Porthos rang a huge hand-bell. “My court suit,” he said to the servant who answered the summons, “my horse, and a led horse to accompany me.” Then turning to Raoul as soon as the servant had quitted the room, he said, “Does your father know anything about this?”

“No; I am going to write to him.”

“And d’Artagnan?”

“No, nor d’Artagnan, either. He is very cautious, you know, and might have diverted me from my purpose.”

“D’Artagnan is a sound adviser, though,” said Porthos, astonished that in his own loyal faith in d’Artagnan any one could have thought of himself so long as there was a d’Artagnan in the world.

“Dear M. du Vallon,” replied Raoul, “do not question me any more, I implore you. I have told you all that I had to say; it is prompt action that I now expect, as sharp and decided as you know how to arrange it. That, indeed, is my reason for having chosen you.”

“You will be satisfied with me,” replied Porthos.

“Do not forget, either, that except ourselves no one must know anything of this meeting.”

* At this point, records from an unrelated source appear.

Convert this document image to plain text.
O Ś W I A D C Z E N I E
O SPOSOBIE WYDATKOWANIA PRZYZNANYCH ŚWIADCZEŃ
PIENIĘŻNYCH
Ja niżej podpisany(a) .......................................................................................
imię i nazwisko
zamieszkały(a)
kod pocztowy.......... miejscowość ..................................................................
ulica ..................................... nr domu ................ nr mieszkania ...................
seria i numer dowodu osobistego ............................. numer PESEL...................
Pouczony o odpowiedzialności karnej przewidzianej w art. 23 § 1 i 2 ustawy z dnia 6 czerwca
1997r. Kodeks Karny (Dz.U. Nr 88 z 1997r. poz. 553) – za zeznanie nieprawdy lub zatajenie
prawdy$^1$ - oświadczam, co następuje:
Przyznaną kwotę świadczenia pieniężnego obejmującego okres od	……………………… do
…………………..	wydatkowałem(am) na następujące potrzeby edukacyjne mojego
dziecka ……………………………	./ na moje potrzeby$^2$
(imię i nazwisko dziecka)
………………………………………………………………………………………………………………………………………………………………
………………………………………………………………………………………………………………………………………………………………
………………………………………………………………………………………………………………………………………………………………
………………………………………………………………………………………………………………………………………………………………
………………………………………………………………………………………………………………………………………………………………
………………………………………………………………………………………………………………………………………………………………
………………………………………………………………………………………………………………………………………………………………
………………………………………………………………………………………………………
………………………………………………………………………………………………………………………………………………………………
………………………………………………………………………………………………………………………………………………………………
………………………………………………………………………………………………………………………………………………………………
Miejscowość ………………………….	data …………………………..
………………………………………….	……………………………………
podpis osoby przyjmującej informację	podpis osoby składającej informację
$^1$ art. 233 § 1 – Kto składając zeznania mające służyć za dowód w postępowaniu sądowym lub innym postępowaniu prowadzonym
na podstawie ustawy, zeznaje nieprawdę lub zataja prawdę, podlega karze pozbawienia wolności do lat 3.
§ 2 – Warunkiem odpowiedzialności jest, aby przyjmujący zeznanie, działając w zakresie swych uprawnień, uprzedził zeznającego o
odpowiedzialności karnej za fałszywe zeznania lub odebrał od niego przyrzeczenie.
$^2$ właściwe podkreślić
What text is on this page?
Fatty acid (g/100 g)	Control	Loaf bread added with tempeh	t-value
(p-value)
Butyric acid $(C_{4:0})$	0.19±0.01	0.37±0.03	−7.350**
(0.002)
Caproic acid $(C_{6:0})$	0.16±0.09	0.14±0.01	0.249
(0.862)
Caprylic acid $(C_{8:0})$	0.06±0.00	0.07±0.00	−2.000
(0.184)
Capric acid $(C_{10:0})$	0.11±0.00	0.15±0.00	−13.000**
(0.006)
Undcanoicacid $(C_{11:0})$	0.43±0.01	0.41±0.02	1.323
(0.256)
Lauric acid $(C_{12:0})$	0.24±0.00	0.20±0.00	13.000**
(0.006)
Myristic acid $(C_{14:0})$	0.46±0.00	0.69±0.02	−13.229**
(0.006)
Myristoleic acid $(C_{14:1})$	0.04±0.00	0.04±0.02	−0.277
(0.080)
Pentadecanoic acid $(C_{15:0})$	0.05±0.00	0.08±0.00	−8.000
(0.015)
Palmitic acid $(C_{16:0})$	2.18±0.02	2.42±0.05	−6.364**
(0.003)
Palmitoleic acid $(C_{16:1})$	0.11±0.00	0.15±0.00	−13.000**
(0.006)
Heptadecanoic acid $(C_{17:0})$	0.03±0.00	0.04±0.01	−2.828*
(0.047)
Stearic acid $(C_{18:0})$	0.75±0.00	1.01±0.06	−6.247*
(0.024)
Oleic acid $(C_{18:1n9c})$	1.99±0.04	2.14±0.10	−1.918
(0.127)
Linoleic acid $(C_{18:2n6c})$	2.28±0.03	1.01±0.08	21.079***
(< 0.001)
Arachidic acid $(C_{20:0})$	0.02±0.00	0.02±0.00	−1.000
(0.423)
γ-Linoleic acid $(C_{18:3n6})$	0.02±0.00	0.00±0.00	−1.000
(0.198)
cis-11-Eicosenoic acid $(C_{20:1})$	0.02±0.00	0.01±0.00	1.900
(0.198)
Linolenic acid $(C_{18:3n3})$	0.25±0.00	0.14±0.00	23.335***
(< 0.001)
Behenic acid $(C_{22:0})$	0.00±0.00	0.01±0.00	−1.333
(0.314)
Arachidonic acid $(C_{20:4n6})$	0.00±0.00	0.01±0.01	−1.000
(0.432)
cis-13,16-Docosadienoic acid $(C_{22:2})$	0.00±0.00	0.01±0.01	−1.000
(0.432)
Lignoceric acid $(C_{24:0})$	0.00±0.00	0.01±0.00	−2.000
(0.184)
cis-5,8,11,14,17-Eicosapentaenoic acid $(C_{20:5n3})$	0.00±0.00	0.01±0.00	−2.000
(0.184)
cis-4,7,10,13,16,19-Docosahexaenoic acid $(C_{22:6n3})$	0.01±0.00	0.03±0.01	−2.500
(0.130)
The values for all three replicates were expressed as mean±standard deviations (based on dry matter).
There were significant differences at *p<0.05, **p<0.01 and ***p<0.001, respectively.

“People always find these things out,” said Porthos, “when a dead body is discovered in a wood. But I promise you everything, my dear friend, except concealing the dead body. There it is; and it must be seen, as a matter of course. It is a principle of mine not to bury bodies. That has a smack of the assassin about it. Every risk must take its risk, as they say in Normandy.”

“To work, then, my dear friend!”

“Rely upon me,” said the giant, finishing the bottle, while the servant spread out upon a sofa the gorgeously decorated dress trimmed with lace. Raoul left the room, saying to himself with a secret delight: “Perfidious King! traitorous monarch! I cannot reach thee. I do not wish it; for the person of a king is sacred. But your accomplice, your panderer,- the coward who represents you,- shall pay for your crime. I will kill him in thy name, and afterwards we will think of Louise.”